Bail reform efforts that seek to shrink jail populations and scale back the use of cash bail have long been the subject of intense discourse. Cook County, which encompasses the broader Chicago area, is no stranger to this: Both law enforcement and political leaders have expressed concerns with the county’s 2017 bail reforms, while court officials have heralded it a resounding success. Two recent academic analyses by scholars at the University of Utah and Loyola University Chicago may add some substance to this debate.

Initiated by an order from the Chief Judge of Cook County’s Circuit Court, these bail reforms created a new framework: A judge must now decide if an individual should be detained or released first. If a judge decides an individual should be released, there is a presumption that they would be released without having to pay cash bail. If cash bail is deemed necessary, the bail amount is to be set in line with what the defendant could reasonably afford.

The Utah study is best interpreted as a scholarly critique of an earlier circuit court analysis of the reforms. The latter argued that bail reform measures reduced the jail population and the number of people ordered to pay cash bail as a condition of release without impacting violent crime.

The Utah scholars rightly point out several methodological flaws in this analysis. For one, the analysis failed to control for confounding variables that also could impact criminal activity, such as changes in unemployment, seasonal temperature, and historical arrest rates. Moreover, the follow-up period used to track pretrial releases post-reform was shorter than the time period used for the pre-reform comparison group, likely biasing the results.

Additionally, the Utah scholars critiqued the use of a stable “community safety rate”––aka the percentage of individuals released who remained charge-free––as the metric for arguing crime did not increase following bail reform. Even if the community safety rate remained the same, an increase in the total number of people released pretrial would result in a subsequent increase in the total number of crimes committed by pretrial releases. Put simply, if two thousand people were released prior to reform and three thousand were released post-reform, a stable community safety rate of 95 percent would still result in an additional 50 charges post-reform.

The Utah study attempted to correct for the second and third of these perceived flaws by adjusting the follow-up period used for the post-reform group to match the pre-reform group’s period. At the same time, they used publicized quarterly recidivism data to estimate how this change would impact the total number of new charges and violent crime charges among pretrial releases post-reform. Based on their new estimates, Cook County’s bail reform actually led to a 45 percent increase in new charges and a 33 percent increase in new violent charges among pretrial releases. Yet, while an important check on earlier figures, the Utah study’s failure to control for the confounding variables it identified as well as its inability to actually track individual and charge-level outcomes in the new follow-up time period render these findings  inconclusive.

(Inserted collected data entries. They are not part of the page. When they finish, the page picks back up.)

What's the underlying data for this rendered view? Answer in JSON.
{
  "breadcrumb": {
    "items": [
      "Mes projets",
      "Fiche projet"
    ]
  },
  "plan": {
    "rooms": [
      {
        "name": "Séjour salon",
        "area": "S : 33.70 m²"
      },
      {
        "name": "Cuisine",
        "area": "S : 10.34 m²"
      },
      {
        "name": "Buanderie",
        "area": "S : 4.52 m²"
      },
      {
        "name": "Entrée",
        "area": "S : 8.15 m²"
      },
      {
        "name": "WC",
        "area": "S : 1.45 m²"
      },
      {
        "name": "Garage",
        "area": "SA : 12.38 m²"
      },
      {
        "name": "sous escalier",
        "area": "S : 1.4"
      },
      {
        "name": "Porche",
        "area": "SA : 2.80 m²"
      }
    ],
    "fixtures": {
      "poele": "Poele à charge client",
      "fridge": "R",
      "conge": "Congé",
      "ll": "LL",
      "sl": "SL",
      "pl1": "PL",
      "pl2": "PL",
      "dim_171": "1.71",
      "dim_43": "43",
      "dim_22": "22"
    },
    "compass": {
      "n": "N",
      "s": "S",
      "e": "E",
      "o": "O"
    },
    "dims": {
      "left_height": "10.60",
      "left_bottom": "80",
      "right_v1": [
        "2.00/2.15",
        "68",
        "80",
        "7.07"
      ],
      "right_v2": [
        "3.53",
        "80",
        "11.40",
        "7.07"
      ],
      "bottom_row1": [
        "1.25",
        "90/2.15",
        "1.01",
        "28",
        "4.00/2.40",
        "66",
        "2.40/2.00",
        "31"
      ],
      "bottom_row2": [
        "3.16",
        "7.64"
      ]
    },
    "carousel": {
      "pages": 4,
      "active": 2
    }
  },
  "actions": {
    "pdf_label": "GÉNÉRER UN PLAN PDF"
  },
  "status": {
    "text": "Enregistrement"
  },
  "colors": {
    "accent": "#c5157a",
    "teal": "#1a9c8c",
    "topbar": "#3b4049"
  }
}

The Loyola study more fully addresses these concerns by accessing the jail and court data to establish even follow-up periods and by controlling for a host of individual and case level variables before creating two matched pre- and post-reform comparison groups. This analysis found that bail reform was associated with a small, statistically significant increase in the odds of an individual being released pretrial, with an estimated 500 additional people released following reforms. Yet it found no statistically significant difference in the odds of a released individual being charged with a new misdemeanor or felony offense or violent crime pre- or post-reform.

While the small increase in the total number of individuals released pretrial suggests a small uptick in total new charges among pretrial releases given stable new crime and new violent crime rates, the authors’ analysis of police crime data suggests this had an insignificant impact on crime trends in Chicago.

Meanwhile, the Loyola scholars found that defendants—individuals presumed innocent in the eyes of the law—were more likely to be released post-reform without having to pay cash bail and that the average cash bail amounts among those ordered to pay dropped, resulting in an estimated $31.4 million in savings to defendants and their families.

Taking both of these studies into consideration, one is left with a few important conclusions. Cook County’s bail reform has not been the cause of a significant uptick in crime in Chicago. It has, however, recalibrated the justice system to ensure that poor individuals who can’t afford bail can still gain their freedom as they await trial. And it has ensured that cash bail is not used as a proxy for detention. This is certainly a victory both for the presumption of innocence and for procedural justice.